Men with non-aggressive prostate cancer who were treated with hormones or took no action at all are unlikely to die of the disease even 20 years later, new research shows.

Conversely, the disease is likely to be deadly for men with signs of more aggressive cancer treated with hormones or just observation.

The new study, with an average follow-up of 24 years, suggests men with low-grade, localized cancers might do well with little or no treatment, avoiding the surgery or radiation that can cause impotence and incontinence.

"There does not appear to be any higher risk of developing aggressive prostate cancer for men with low-grade tumors," Dr. Peter Albertsen, Chief of Urology at the University of Connecticut Health Center, told CBS radio affiliate WTIC. "Obviously, the men with high-grade tumors, this was already a lethal disease if left untreated, and we would recommend treatment for those men."

The findings are the latest to support a cautious approach in treating some prostate cancers, although there is still debate about how to define the riskiest cases. Prostate cancer is the most common major cancer, and a man's lifetime odds of getting it are 1 in 6.

The research, led by Albertsen, appears in Wednesday's Journal of the American Medical Association. It involves 767 Connecticut men aged 55 to 74 who were diagnosed between 1971-84 with cancer that had not spread beyond the prostate gland and who received either hormone therapy or observation — sometimes called "watchful waiting."

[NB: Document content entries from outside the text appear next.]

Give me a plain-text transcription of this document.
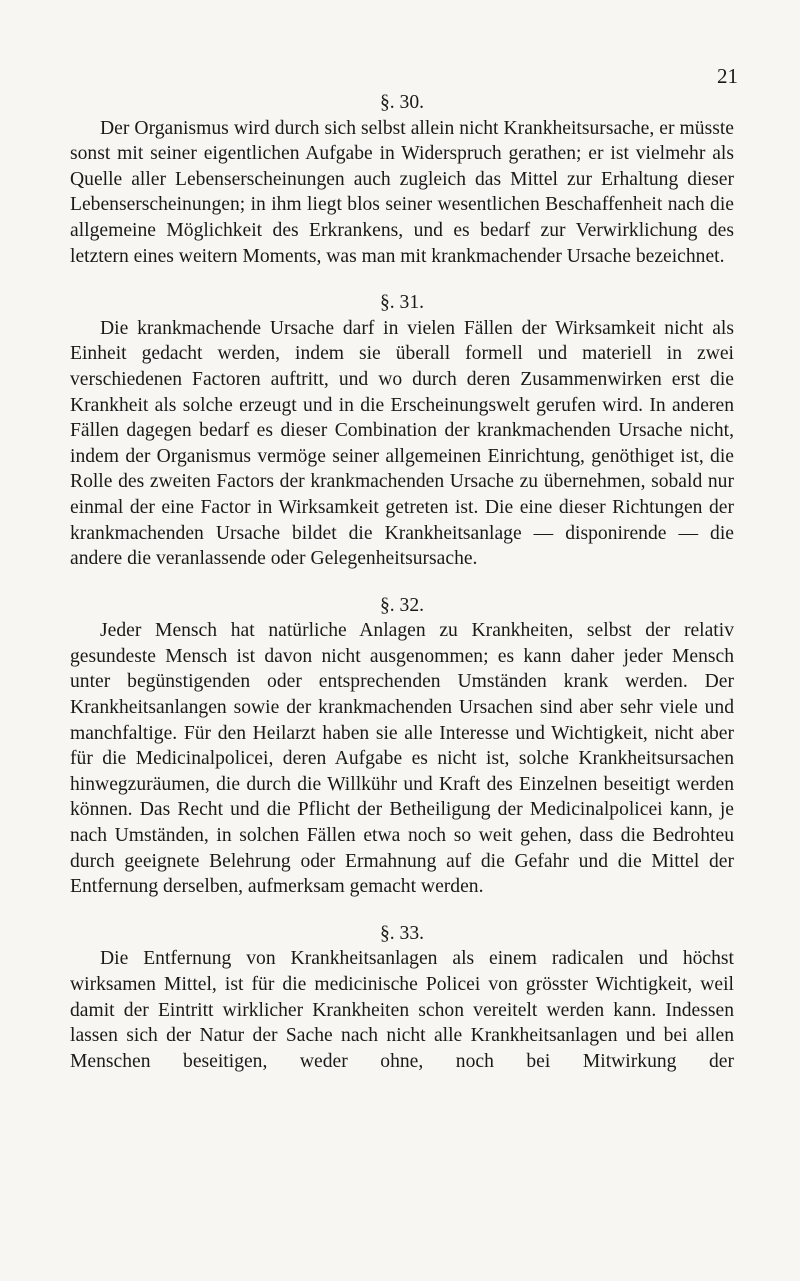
21
§. 30.

Der Organismus wird durch sich selbst allein nicht Krankheitsursache, er müsste sonst mit seiner eigentlichen Aufgabe in Widerspruch gerathen; er ist vielmehr als Quelle aller Lebenserscheinungen auch zugleich das Mittel zur Erhaltung dieser Lebenserscheinungen; in ihm liegt blos seiner wesentlichen Beschaffenheit nach die allgemeine Möglichkeit des Erkrankens, und es bedarf zur Verwirklichung des letztern eines weitern Moments, was man mit krankmachender Ursache bezeichnet.

§. 31.

Die krankmachende Ursache darf in vielen Fällen der Wirksamkeit nicht als Einheit gedacht werden, indem sie überall formell und materiell in zwei verschiedenen Factoren auftritt, und wo durch deren Zusammenwirken erst die Krankheit als solche erzeugt und in die Erscheinungswelt gerufen wird. In anderen Fällen dagegen bedarf es dieser Combination der krankmachenden Ursache nicht, indem der Organismus vermöge seiner allgemeinen Einrichtung, genöthiget ist, die Rolle des zweiten Factors der krankmachenden Ursache zu übernehmen, sobald nur einmal der eine Factor in Wirksamkeit getreten ist. Die eine dieser Richtungen der krankmachenden Ursache bildet die Krankheitsanlage — disponirende — die andere die veranlassende oder Gelegenheitsursache.

§. 32.

Jeder Mensch hat natürliche Anlagen zu Krankheiten, selbst der relativ gesundeste Mensch ist davon nicht ausgenommen; es kann daher jeder Mensch unter begünstigenden oder entsprechenden Umständen krank werden. Der Krankheitsanlangen sowie der krankmachenden Ursachen sind aber sehr viele und manchfaltige. Für den Heilarzt haben sie alle Interesse und Wichtigkeit, nicht aber für die Medicinalpolicei, deren Aufgabe es nicht ist, solche Krankheitsursachen hinwegzuräumen, die durch die Willkühr und Kraft des Einzelnen beseitigt werden können. Das Recht und die Pflicht der Betheiligung der Medicinalpolicei kann, je nach Umständen, in solchen Fällen etwa noch so weit gehen, dass die Bedrohteu durch geeignete Belehrung oder Ermahnung auf die Gefahr und die Mittel der Entfernung derselben, aufmerksam gemacht werden.

§. 33.

Die Entfernung von Krankheitsanlagen als einem radicalen und höchst wirksamen Mittel, ist für die medicinische Policei von grösster Wichtigkeit, weil damit der Eintritt wirklicher Krankheiten schon vereitelt werden kann. Indessen lassen sich der Natur der Sache nach nicht alle Krankheitsanlagen und bei allen Menschen beseitigen, weder ohne, noch bei Mitwirkung der
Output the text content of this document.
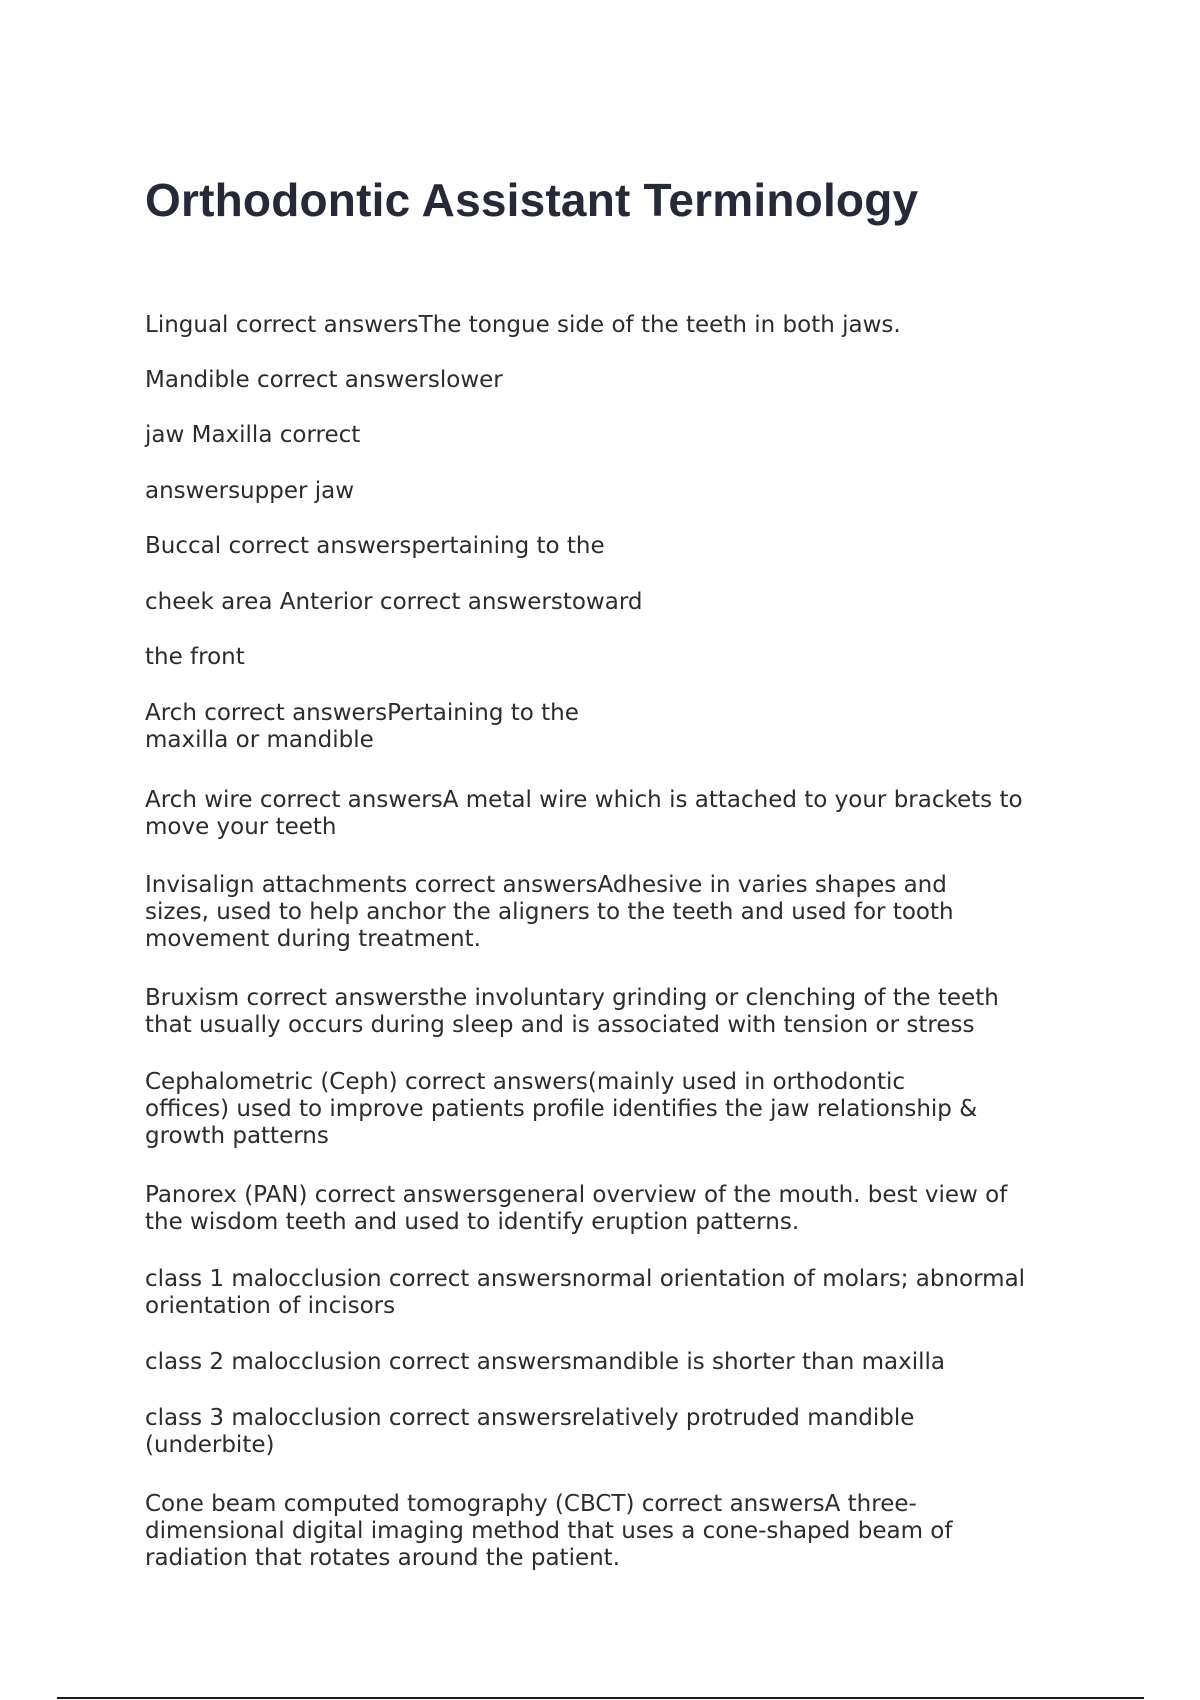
Orthodontic Assistant Terminology

Lingual correct answersThe tongue side of the teeth in both jaws.

Mandible correct answerslower

jaw Maxilla correct

answersupper jaw

Buccal correct answerspertaining to the

cheek area Anterior correct answerstoward

the front

Arch correct answersPertaining to the
maxilla or mandible

Arch wire correct answersA metal wire which is attached to your brackets to
move your teeth

Invisalign attachments correct answersAdhesive in varies shapes and
sizes, used to help anchor the aligners to the teeth and used for tooth
movement during treatment.

Bruxism correct answersthe involuntary grinding or clenching of the teeth
that usually occurs during sleep and is associated with tension or stress

Cephalometric (Ceph) correct answers(mainly used in orthodontic
offices) used to improve patients profile identifies the jaw relationship &
growth patterns

Panorex (PAN) correct answersgeneral overview of the mouth. best view of
the wisdom teeth and used to identify eruption patterns.

class 1 malocclusion correct answersnormal orientation of molars; abnormal
orientation of incisors

class 2 malocclusion correct answersmandible is shorter than maxilla

class 3 malocclusion correct answersrelatively protruded mandible
(underbite)

Cone beam computed tomography (CBCT) correct answersA three-
dimensional digital imaging method that uses a cone-shaped beam of
radiation that rotates around the patient.
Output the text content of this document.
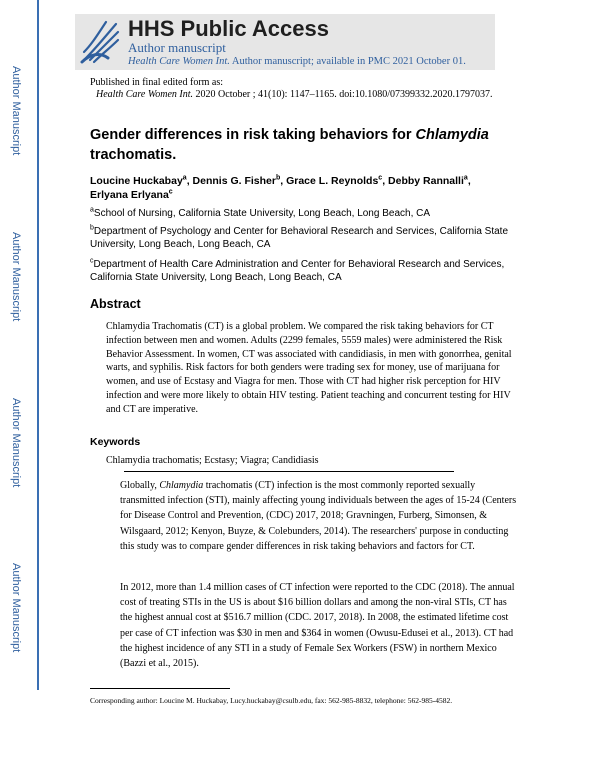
Author Manuscript
Author Manuscript
Author Manuscript
Author Manuscript
HHS Public Access
Author manuscript
Health Care Women Int. Author manuscript; available in PMC 2021 October 01.
Published in final edited form as:
Health Care Women Int. 2020 October ; 41(10): 1147–1165. doi:10.1080/07399332.2020.1797037.
Gender differences in risk taking behaviors for Chlamydia trachomatis.
Loucine Huckabay$^a$, Dennis G. Fisher$^b$, Grace L. Reynolds$^c$, Debby Rannalli$^a$, Erlyana Erlyana$^c$
$^a$School of Nursing, California State University, Long Beach, Long Beach, CA
$^b$Department of Psychology and Center for Behavioral Research and Services, California State University, Long Beach, Long Beach, CA
$^c$Department of Health Care Administration and Center for Behavioral Research and Services, California State University, Long Beach, Long Beach, CA
Abstract
Chlamydia Trachomatis (CT) is a global problem. We compared the risk taking behaviors for CT infection between men and women. Adults (2299 females, 5559 males) were administered the Risk Behavior Assessment. In women, CT was associated with candidiasis, in men with gonorrhea, genital warts, and syphilis. Risk factors for both genders were trading sex for money, use of marijuana for women, and use of Ecstasy and Viagra for men. Those with CT had higher risk perception for HIV infection and were more likely to obtain HIV testing. Patient teaching and concurrent testing for HIV and CT are imperative.
Keywords
Chlamydia trachomatis; Ecstasy; Viagra; Candidiasis
Globally, Chlamydia trachomatis (CT) infection is the most commonly reported sexually transmitted infection (STI), mainly affecting young individuals between the ages of 15-24 (Centers for Disease Control and Prevention, (CDC) 2017, 2018; Gravningen, Furberg, Simonsen, & Wilsgaard, 2012; Kenyon, Buyze, & Colebunders, 2014). The researchers' purpose in conducting this study was to compare gender differences in risk taking behaviors and factors for CT.
In 2012, more than 1.4 million cases of CT infection were reported to the CDC (2018). The annual cost of treating STIs in the US is about $16 billion dollars and among the non-viral STIs, CT has the highest annual cost at $516.7 million (CDC. 2017, 2018). In 2008, the estimated lifetime cost per case of CT infection was $30 in men and $364 in women (Owusu-Edusei et al., 2013). CT had the highest incidence of any STI in a study of Female Sex Workers (FSW) in northern Mexico (Bazzi et al., 2015).
Corresponding author: Loucine M. Huckabay, Lucy.huckabay@csulb.edu, fax: 562-985-8832, telephone: 562-985-4582.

Prostate cancer ended up killing 228 men, mostly within the first 15 years after diagnosis; most of those men had high-grade tumors — those with cells that looked very abnormal under a microscope.
"Patients who have a life expectancy of 10, 15 years or less probably should think twice about aggressive treatment, because the likelihood of the disease causing fewer problems than the treatment is quite high," Albertsen said.

The study contrasts with a smaller, Swedish study published in JAMA last year suggesting that untreated, slow-growing localized tumors could turn deadly after 15 years.

The new study casts doubt on the earlier findings and suggests that "if you survive 15 years, it is unlikely that the tumor will turn ugly and progress," Albertsen said.

However, Dr. Peter Gann of Northwestern University, who co-wrote a JAMA editorial, cautioned that the studies aren't directly comparable because the Swedish men might have had different types of tumors and received hormone treatment later.

Gann said the new study reinforces the importance of measuring tumor grade in predicting outcomes for men with localized disease that has not spread. In the study, only 7 percent of the men with low-grade tumors died of prostate cancer during the study, compared with 66 percent of men with high-grade.